Algemene Ouderdomswet
Artikel 2
Ingezetene in de zin van deze wet is degene, die in Nederland woont.
Artikel 6
1. Verzekerd overeenkomstig de bepalingen van deze wet is degene, die nog niet de pensioengerechtigde leeftijd heeft bereikt, en
a. ingezetene is;
b. geen ingezetene is, doch ter zake van in Nederland of op het continentaal plat in dienstbetrekking verrichte arbeid aan de loonbelasting is onderworpen.
Artikel 6a
Zo nodig in afwijking van artikel 6 en de daarop berustende bepalingen:
a. wordt als verzekerde aangemerkt de persoon van wie de verzekering op grond van deze wet voortvloeit uit de toepassing van bepalingen van een verdrag of van een besluit van een volkenrechtelijke organisatie;
(…)

Voetnoten

1.Algemene Ouderdomswet.
2.Basisregistratie Personen.
3.Zie de uitspraken van de Raad van 21 oktober 2016, ECLI:NL:CRVB:2016:4007 en van 22 november 2024, ECLI:NL:CRVB:2024:2255.

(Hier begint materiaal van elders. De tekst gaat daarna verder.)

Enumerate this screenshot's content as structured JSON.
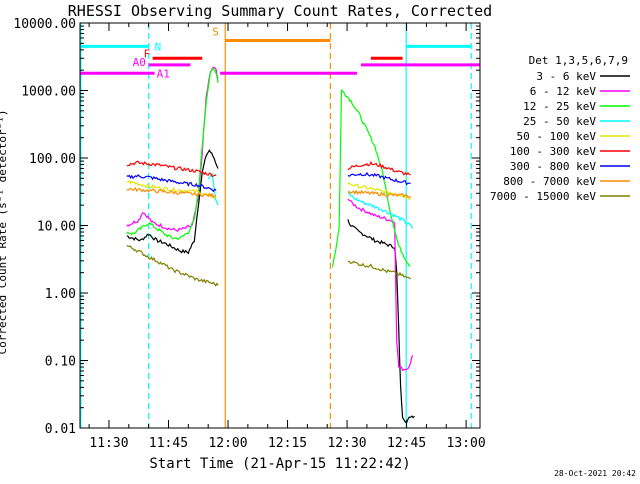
{
  "chart_data": {
    "type": "line",
    "title": "RHESSI Observing Summary Count Rates, Corrected",
    "xlabel": "Start Time (21-Apr-15 11:22:42)",
    "ylabel": "Corrected Count Rate (s⁻¹ detector⁻¹)",
    "x_unit": "minutes after 11:00",
    "xlim": [
      22.7,
      123.5
    ],
    "ylim": [
      0.01,
      10000
    ],
    "y_scale": "log",
    "x_ticks": [
      {
        "v": 30,
        "label": "11:30"
      },
      {
        "v": 45,
        "label": "11:45"
      },
      {
        "v": 60,
        "label": "12:00"
      },
      {
        "v": 75,
        "label": "12:15"
      },
      {
        "v": 90,
        "label": "12:30"
      },
      {
        "v": 105,
        "label": "12:45"
      },
      {
        "v": 120,
        "label": "13:00"
      }
    ],
    "y_ticks": [
      {
        "v": 10000,
        "label": "10000.00"
      },
      {
        "v": 1000,
        "label": "1000.00"
      },
      {
        "v": 100,
        "label": "100.00"
      },
      {
        "v": 10,
        "label": "10.00"
      },
      {
        "v": 1,
        "label": "1.00"
      },
      {
        "v": 0.1,
        "label": "0.10"
      },
      {
        "v": 0.01,
        "label": "0.01"
      }
    ],
    "legend": {
      "position": "right",
      "header": "Det 1,3,5,6,7,9"
    },
    "series": [
      {
        "name": "3 - 6 keV",
        "color": "#000000",
        "segments": [
          [
            [
              34.5,
              7
            ],
            [
              36,
              6.5
            ],
            [
              38,
              6
            ],
            [
              40,
              7.5
            ],
            [
              42,
              6
            ],
            [
              44,
              5.5
            ],
            [
              46,
              4.8
            ],
            [
              48,
              4.2
            ],
            [
              50,
              4
            ],
            [
              51.5,
              6
            ],
            [
              52.5,
              20
            ],
            [
              53.5,
              60
            ],
            [
              54.5,
              110
            ],
            [
              55.3,
              130
            ],
            [
              56.5,
              100
            ],
            [
              57.5,
              70
            ]
          ],
          [
            [
              90.2,
              12
            ],
            [
              91,
              10
            ],
            [
              93,
              8
            ],
            [
              95,
              7
            ],
            [
              97,
              6
            ],
            [
              99,
              5.5
            ],
            [
              101,
              5
            ],
            [
              102,
              4.8
            ],
            [
              102.5,
              2
            ],
            [
              103,
              0.3
            ],
            [
              103.5,
              0.04
            ],
            [
              104,
              0.015
            ],
            [
              105,
              0.012
            ],
            [
              106,
              0.015
            ],
            [
              107,
              0.015
            ]
          ]
        ]
      },
      {
        "name": "6 - 12 keV",
        "color": "#ff00ff",
        "segments": [
          [
            [
              34.5,
              10
            ],
            [
              36,
              11
            ],
            [
              37.5,
              12
            ],
            [
              38.5,
              16
            ],
            [
              39.5,
              14
            ],
            [
              41,
              11
            ],
            [
              43,
              10
            ],
            [
              45,
              9
            ],
            [
              47,
              8.5
            ],
            [
              49,
              9
            ],
            [
              51,
              10
            ],
            [
              52.5,
              25
            ],
            [
              53.5,
              120
            ],
            [
              54.5,
              800
            ],
            [
              55.5,
              1800
            ],
            [
              56.2,
              2200
            ],
            [
              57,
              2000
            ],
            [
              57.5,
              1500
            ]
          ],
          [
            [
              90.2,
              25
            ],
            [
              91,
              22
            ],
            [
              93,
              18
            ],
            [
              95,
              16
            ],
            [
              97,
              14
            ],
            [
              99,
              13
            ],
            [
              101,
              12
            ],
            [
              102,
              11
            ],
            [
              102.5,
              0.2
            ],
            [
              103,
              0.08
            ],
            [
              104,
              0.075
            ],
            [
              105,
              0.075
            ],
            [
              106,
              0.09
            ],
            [
              106.5,
              0.12
            ]
          ]
        ]
      },
      {
        "name": "12 - 25 keV",
        "color": "#00ff00",
        "segments": [
          [
            [
              34.5,
              8
            ],
            [
              36,
              7.5
            ],
            [
              38,
              9
            ],
            [
              40,
              11
            ],
            [
              42,
              9
            ],
            [
              44,
              7.5
            ],
            [
              46,
              6.5
            ],
            [
              48,
              6.5
            ],
            [
              50,
              8
            ],
            [
              51.5,
              12
            ],
            [
              52.5,
              30
            ],
            [
              53.5,
              150
            ],
            [
              54.5,
              700
            ],
            [
              55.5,
              1700
            ],
            [
              56.2,
              2100
            ],
            [
              57,
              1900
            ],
            [
              57.5,
              1300
            ]
          ],
          [
            [
              86.3,
              2.5
            ],
            [
              87,
              4
            ],
            [
              88,
              9
            ],
            [
              88.6,
              1000
            ],
            [
              89.5,
              900
            ],
            [
              91,
              700
            ],
            [
              93,
              450
            ],
            [
              95,
              260
            ],
            [
              97,
              150
            ],
            [
              99,
              60
            ],
            [
              101,
              15
            ],
            [
              103,
              5
            ],
            [
              105,
              3
            ],
            [
              106,
              2.5
            ]
          ]
        ]
      },
      {
        "name": "25 - 50 keV",
        "color": "#00ffff",
        "segments": [
          [
            [
              55,
              50
            ],
            [
              56,
              60
            ],
            [
              56.8,
              25
            ],
            [
              57.5,
              20
            ]
          ],
          [
            [
              90.2,
              30
            ],
            [
              92,
              25
            ],
            [
              94,
              22
            ],
            [
              96,
              20
            ],
            [
              98,
              18
            ],
            [
              100,
              16
            ],
            [
              102,
              14
            ],
            [
              104,
              12
            ],
            [
              106,
              10
            ],
            [
              106.5,
              9
            ]
          ]
        ]
      },
      {
        "name": "50 - 100 keV",
        "color": "#e6e600",
        "segments": [
          [
            [
              34.5,
              45
            ],
            [
              37,
              42
            ],
            [
              40,
              38
            ],
            [
              43,
              36
            ],
            [
              46,
              34
            ],
            [
              49,
              33
            ],
            [
              52,
              32
            ],
            [
              55,
              28
            ],
            [
              57,
              26
            ]
          ],
          [
            [
              90.2,
              42
            ],
            [
              93,
              38
            ],
            [
              96,
              35
            ],
            [
              99,
              32
            ],
            [
              102,
              30
            ],
            [
              104,
              28
            ],
            [
              106,
              25
            ]
          ]
        ]
      },
      {
        "name": "100 - 300 keV",
        "color": "#ff0000",
        "segments": [
          [
            [
              34.5,
              80
            ],
            [
              37,
              85
            ],
            [
              40,
              82
            ],
            [
              43,
              78
            ],
            [
              46,
              72
            ],
            [
              49,
              68
            ],
            [
              52,
              64
            ],
            [
              55,
              58
            ],
            [
              57,
              55
            ]
          ],
          [
            [
              90.2,
              70
            ],
            [
              92,
              75
            ],
            [
              94,
              80
            ],
            [
              96,
              82
            ],
            [
              98,
              78
            ],
            [
              100,
              72
            ],
            [
              102,
              65
            ],
            [
              104,
              60
            ],
            [
              106,
              56
            ]
          ]
        ]
      },
      {
        "name": "300 - 800 keV",
        "color": "#0000ff",
        "segments": [
          [
            [
              34.5,
              52
            ],
            [
              37,
              54
            ],
            [
              40,
              52
            ],
            [
              43,
              48
            ],
            [
              46,
              45
            ],
            [
              49,
              42
            ],
            [
              52,
              40
            ],
            [
              55,
              36
            ],
            [
              57,
              33
            ]
          ],
          [
            [
              90.2,
              55
            ],
            [
              92,
              57
            ],
            [
              94,
              58
            ],
            [
              96,
              56
            ],
            [
              98,
              54
            ],
            [
              100,
              50
            ],
            [
              102,
              47
            ],
            [
              104,
              44
            ],
            [
              106,
              42
            ]
          ]
        ]
      },
      {
        "name": "800 - 7000 keV",
        "color": "#ff8c00",
        "segments": [
          [
            [
              34.5,
              35
            ],
            [
              37,
              34
            ],
            [
              40,
              33
            ],
            [
              43,
              32
            ],
            [
              46,
              31
            ],
            [
              49,
              30
            ],
            [
              52,
              29
            ],
            [
              55,
              28
            ],
            [
              57,
              28
            ]
          ],
          [
            [
              90.2,
              32
            ],
            [
              93,
              31
            ],
            [
              96,
              30
            ],
            [
              99,
              29
            ],
            [
              102,
              28
            ],
            [
              104,
              28
            ],
            [
              106,
              27
            ]
          ]
        ]
      },
      {
        "name": "7000 - 15000 keV",
        "color": "#808000",
        "segments": [
          [
            [
              34.5,
              5
            ],
            [
              36,
              4.6
            ],
            [
              38,
              4
            ],
            [
              40,
              3.4
            ],
            [
              42,
              3
            ],
            [
              44,
              2.6
            ],
            [
              46,
              2.2
            ],
            [
              48,
              2.0
            ],
            [
              50,
              1.8
            ],
            [
              52,
              1.6
            ],
            [
              54,
              1.5
            ],
            [
              56,
              1.4
            ],
            [
              57.5,
              1.3
            ]
          ],
          [
            [
              90.2,
              3
            ],
            [
              92,
              2.8
            ],
            [
              94,
              2.6
            ],
            [
              96,
              2.5
            ],
            [
              98,
              2.3
            ],
            [
              100,
              2.1
            ],
            [
              102,
              2.0
            ],
            [
              104,
              1.8
            ],
            [
              106,
              1.6
            ]
          ]
        ]
      }
    ],
    "vertical_lines": [
      {
        "x": 22.9,
        "color": "#00ffff",
        "style": "solid"
      },
      {
        "x": 40.0,
        "color": "#00ffff",
        "style": "dashed"
      },
      {
        "x": 59.3,
        "color": "#ff8c00",
        "style": "solid"
      },
      {
        "x": 85.8,
        "color": "#ff8c00",
        "style": "dashed"
      },
      {
        "x": 104.9,
        "color": "#00ffff",
        "style": "solid"
      },
      {
        "x": 121.3,
        "color": "#00ffff",
        "style": "dashed"
      }
    ],
    "flag_bars": [
      {
        "label": "N",
        "color": "#00ffff",
        "y": 4500,
        "segments": [
          [
            22.7,
            40.0
          ],
          [
            104.9,
            121.3
          ]
        ]
      },
      {
        "label": "S",
        "color": "#ff8c00",
        "y": 5500,
        "segments": [
          [
            59.3,
            85.8
          ]
        ]
      },
      {
        "label": "F",
        "color": "#ff0000",
        "y": 3000,
        "segments": [
          [
            41.0,
            53.5
          ],
          [
            96.0,
            104.0
          ]
        ]
      },
      {
        "label": "A0",
        "color": "#ff00ff",
        "y": 2400,
        "segments": [
          [
            40.0,
            50.5
          ],
          [
            93.5,
            123.5
          ]
        ]
      },
      {
        "label": "A1",
        "color": "#ff00ff",
        "y": 1800,
        "segments": [
          [
            22.7,
            41.5
          ],
          [
            58.0,
            92.5
          ]
        ]
      }
    ]
  },
  "timestamp": "28-Oct-2021 20:42"
}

4.Verordening (EEG) 1408/71.
5.Verordening (EG) nr. 883/2004.
6.Verordening (EG) nr. 987/2009.
7.Europese Unie.
8.Arrest van het Hof van 16 mei 2013, C-589/10, Wencel, ECLI:EU:C:2013:303, punt 51.
9.Zie de arresten van de Hoge Raad van 21 januari 2011, ECLI:NL:HR:2011:BP1466 en 4 maart 2011, ECLI:NL:HR:2011:BP6285.
10.Op grond van artikel 2 van de AOW.
11.Gemeentelijke Basisadministratie.
12.Zie de uitspraak van de Raad van 12 augustus 2011, ECLI:NL:CRVB:2011:BR4985.
13.Basisregistratie personen, die per 1 januari 2014 de GBA heeft vervangen.